= Madeleine Cosman =

Educator and author

Madeleine Pelner Cosman (December 4, 1937 – March 2, 2006) was an academic writer-researcher, policy analyst and advocate. She long held faculty membership at City College of New York.

As a medical lawyer, educator and healthcare policy guru, she testified before Congress, wrote 15 books and buttressed politicians' arguments against mass immigration. Lecture appointments took her throughout the United States and to Australia, New Zealand, South Africa, Israel, and Western Europe. She contributed to think tanks that reflected her philosophy on medical and legal issues: the Cato and Galen Institutes.

==Education==
Cosman's degrees include
- J.D. from the Benjamin N. Cardozo School of Law (1995)
- Ph.D. in English and comparative literature from Columbia University (1964)
- M.A. in Comparative Literature from Hunter College (1960)
- B.A. from Barnard College (1959)

Cosman was a professor in the Department of English at City College of New York from 1964 until her retirement in 1993. She was a member of the New York Academy of Medicine and a Professor of Medical Law.

==Medieval and Renaissance studies==
In 1968, Cosman became founding director of the City College of New York Institute for Medieval and Renaissance Studies, which granted undergraduate and graduate degrees. From the 1970s she helped organize the Renaissance Fair at The Cloisters. She was also a scholar of medieval medicine. Her book, Fabulous Feasts: Medieval Cookery and Ceremony (1976) was nominated for a Pulitzer Prize and the National Book Award.

According to one obituary, she lectured for years "on cable television at the Metropolitan Museum of New York on medieval daily life. She was deeply passionate about ideas and her gift was to share her ideas with an intelligent audience."

==Advocacy==
"She never practiced law," her daughter said. "She used her knowledge of the law to be more effective as a policy analyst." "Known for an engaging speaking style that illuminated her legal savvy, Cosman was a favorite guest on talk radio." She was a board member of the California Rifle and Pistol Association.

===Health-care policy===
For nearly 30 years, Cosman taught medical students medical law, medical business and medical history at City College of City University of New York. and was a strong advocate for personal choice of one's own medical care. Her views spawned an hourlong presentation on C-span titled "Who owns your body" as well as books titled "ABCs of the Clinton Medical World" (published 1993) and "Selling the Medical Practice: The Physicians and Surgeons Guide" (published 1988)

===Immigration issues===

Cosman appeared frequently with host Mark Edwards of "Wake Up America". She provided the medical legal data for "Hold Their Feet to the Fire," a project of Americans for Legal Immigration, which countered high levels of unskilled immigration and naturalization.

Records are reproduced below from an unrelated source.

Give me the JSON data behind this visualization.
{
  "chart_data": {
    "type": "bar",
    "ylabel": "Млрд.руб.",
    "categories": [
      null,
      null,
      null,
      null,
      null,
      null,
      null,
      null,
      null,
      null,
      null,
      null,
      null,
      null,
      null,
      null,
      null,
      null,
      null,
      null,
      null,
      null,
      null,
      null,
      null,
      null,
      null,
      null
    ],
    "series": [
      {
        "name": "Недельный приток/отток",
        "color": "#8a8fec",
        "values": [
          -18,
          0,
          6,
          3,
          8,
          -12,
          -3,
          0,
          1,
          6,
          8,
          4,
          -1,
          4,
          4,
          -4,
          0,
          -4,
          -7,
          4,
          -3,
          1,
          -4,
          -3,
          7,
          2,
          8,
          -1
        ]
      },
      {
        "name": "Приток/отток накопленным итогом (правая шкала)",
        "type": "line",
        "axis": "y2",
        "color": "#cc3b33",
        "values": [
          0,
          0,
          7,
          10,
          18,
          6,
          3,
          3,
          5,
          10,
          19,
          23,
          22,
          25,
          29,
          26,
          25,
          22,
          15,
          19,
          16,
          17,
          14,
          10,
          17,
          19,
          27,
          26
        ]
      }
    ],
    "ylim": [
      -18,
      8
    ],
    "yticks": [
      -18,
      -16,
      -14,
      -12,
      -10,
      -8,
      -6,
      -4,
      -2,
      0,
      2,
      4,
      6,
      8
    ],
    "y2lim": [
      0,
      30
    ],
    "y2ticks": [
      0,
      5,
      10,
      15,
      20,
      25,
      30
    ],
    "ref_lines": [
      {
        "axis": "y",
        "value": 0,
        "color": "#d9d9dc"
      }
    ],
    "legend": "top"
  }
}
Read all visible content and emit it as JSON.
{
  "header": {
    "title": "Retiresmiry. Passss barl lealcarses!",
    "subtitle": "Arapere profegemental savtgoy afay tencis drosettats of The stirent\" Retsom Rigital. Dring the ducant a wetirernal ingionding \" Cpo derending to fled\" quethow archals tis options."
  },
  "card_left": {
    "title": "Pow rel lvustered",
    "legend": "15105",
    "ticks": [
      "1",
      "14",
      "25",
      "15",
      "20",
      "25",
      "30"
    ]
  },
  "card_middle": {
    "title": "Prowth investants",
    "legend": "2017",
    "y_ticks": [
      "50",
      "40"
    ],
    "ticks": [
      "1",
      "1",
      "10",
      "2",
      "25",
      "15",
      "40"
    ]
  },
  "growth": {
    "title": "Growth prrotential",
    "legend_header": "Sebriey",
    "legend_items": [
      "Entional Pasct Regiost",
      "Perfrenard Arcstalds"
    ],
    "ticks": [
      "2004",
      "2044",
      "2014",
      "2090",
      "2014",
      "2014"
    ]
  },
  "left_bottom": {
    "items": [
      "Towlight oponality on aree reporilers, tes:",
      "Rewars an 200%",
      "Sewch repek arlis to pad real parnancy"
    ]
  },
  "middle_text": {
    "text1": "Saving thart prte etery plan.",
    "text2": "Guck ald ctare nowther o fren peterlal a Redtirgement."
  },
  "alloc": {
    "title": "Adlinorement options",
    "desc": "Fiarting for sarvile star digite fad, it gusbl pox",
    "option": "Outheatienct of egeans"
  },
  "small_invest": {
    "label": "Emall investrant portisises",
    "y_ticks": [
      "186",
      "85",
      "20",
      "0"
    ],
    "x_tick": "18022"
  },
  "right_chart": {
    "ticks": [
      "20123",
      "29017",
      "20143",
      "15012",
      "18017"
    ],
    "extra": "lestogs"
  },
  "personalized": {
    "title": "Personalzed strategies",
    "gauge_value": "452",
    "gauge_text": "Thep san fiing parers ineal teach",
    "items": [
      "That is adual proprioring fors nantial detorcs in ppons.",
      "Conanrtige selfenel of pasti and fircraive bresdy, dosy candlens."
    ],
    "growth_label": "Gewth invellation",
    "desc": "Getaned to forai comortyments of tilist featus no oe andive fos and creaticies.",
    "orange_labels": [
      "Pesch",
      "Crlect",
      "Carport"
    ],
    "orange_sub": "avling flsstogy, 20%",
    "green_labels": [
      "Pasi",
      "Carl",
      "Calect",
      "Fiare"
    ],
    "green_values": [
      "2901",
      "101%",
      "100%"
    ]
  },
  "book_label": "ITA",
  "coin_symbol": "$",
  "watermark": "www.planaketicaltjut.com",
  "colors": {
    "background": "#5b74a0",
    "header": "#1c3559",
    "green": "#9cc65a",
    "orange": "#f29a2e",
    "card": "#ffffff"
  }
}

The same stance to such policy attracted more Congress members during the Obama presidency, a stance shared by political opponent Donald Trump who won the 2016 presidential election.

==Criticism==

Critics have objected that many of her controversial claims on immigration and medicine are untrue. A reporter on Lou Dobbs' CNN program had cited as facts Cosman's claims that there were, over three years, 7000 cases of leprosy in the United States and that many of them were the result of illegal immigrants bringing the disease into the country, when the statistics show the number was for a 30-year period and shows no correlation to immigration. Dobbs has since rejected the claims as unsubstantiated.

Cosman was also accused of anti-Mexican bias. For example, railing against criminals from the immigrant community, she made the following ominous warning: "Recognize that most of these bastards molest girls under age twelve, some as young as age five, others age three. Although, of course, some specialize in boys, some specialize in nuns, some are exceedingly versatile and rape little girls age eleven and women up to age seventy-nine."

==Death==
Cosman died in Escondido, California. The cause was complications of scleroderma, a chronic disease of the connective tissue.